Ao mudar-me para o Porto, houve um processo de forte desconstrução da Europa idealizada, vi moradores de rua e usuários de drogas, absolutamente a vala da sociedade. Percebi rapidamente que o transporte público não era tão eficiente e que o trânsito era caótico. Assimilações que eu jamais imaginei precisar fazer estando em território desenvolvido.

Estudo num campus deslumbrante, e me assombra que em sua lateral esquerda vivam famílias debaixo da ponte, e a lateral direita haja um terreno vazio e pouco iluminado que sempre me traz insegurança ao sair tarde da noite. Converso com colegas e percebo que é difícil compreender as dimensões e complexidade de um país com base em teorias e recortes de jornal. O empirismo nesse caso é imprescindível.
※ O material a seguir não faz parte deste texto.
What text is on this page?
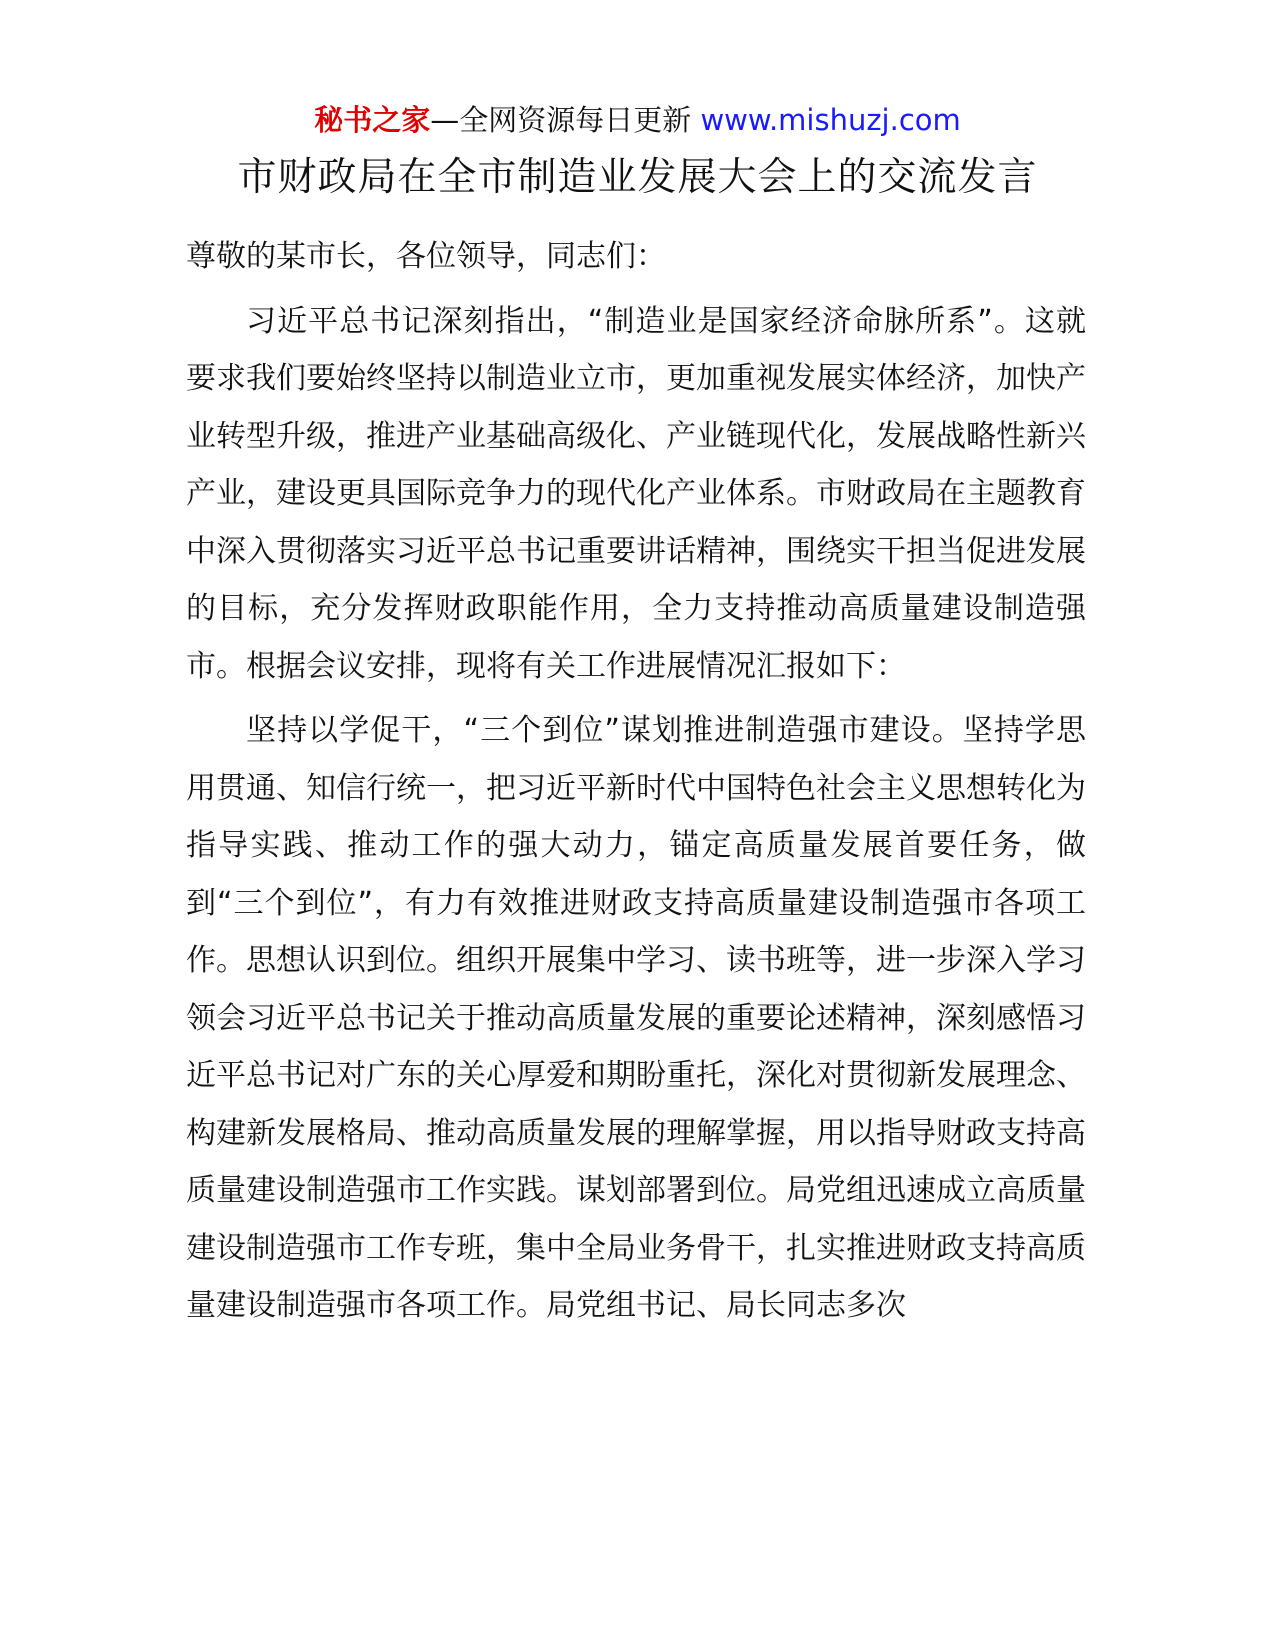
秘书之家—全网资源每日更新 www.mishuzj.com
市财政局在全市制造业发展大会上的交流发言

尊敬的某市长，各位领导，同志们：

习近平总书记深刻指出，“制造业是国家经济命脉所系”。这就要求我们要始终坚持以制造业立市，更加重视发展实体经济，加快产业转型升级，推进产业基础高级化、产业链现代化，发展战略性新兴产业，建设更具国际竞争力的现代化产业体系。市财政局在主题教育中深入贯彻落实习近平总书记重要讲话精神，围绕实干担当促进发展的目标，充分发挥财政职能作用，全力支持推动高质量建设制造强市。根据会议安排，现将有关工作进展情况汇报如下：

坚持以学促干，“三个到位”谋划推进制造强市建设。坚持学思用贯通、知信行统一，把习近平新时代中国特色社会主义思想转化为指导实践、推动工作的强大动力，锚定高质量发展首要任务，做到“三个到位”，有力有效推进财政支持高质量建设制造强市各项工作。思想认识到位。组织开展集中学习、读书班等，进一步深入学习领会习近平总书记关于推动高质量发展的重要论述精神，深刻感悟习近平总书记对广东的关心厚爱和期盼重托，深化对贯彻新发展理念、构建新发展格局、推动高质量发展的理解掌握，用以指导财政支持高质量建设制造强市工作实践。谋划部署到位。局党组迅速成立高质量建设制造强市工作专班，集中全局业务骨干，扎实推进财政支持高质量建设制造强市各项工作。局党组书记、局长同志多次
Quando se trata de ser imigrante, de forma absolutamente desordenada, tudo está a nosso favor e ao mesmo tempo, tudo parece conspirar para que voltemos ao nosso país de origem com o rabo entre as pernas – eu sei por que sou um deles, e sinto sempre insegurança e medo. Sentir faz-me pensar: será que o morador de rua português não sente insegurança? Ou os usuários de drogas? Ou os moradores do subúrbio? Apesar dos índices, compreender a segurança ou a insegurança é um exercício de compaixão, que precisa todos os dias ser praticado.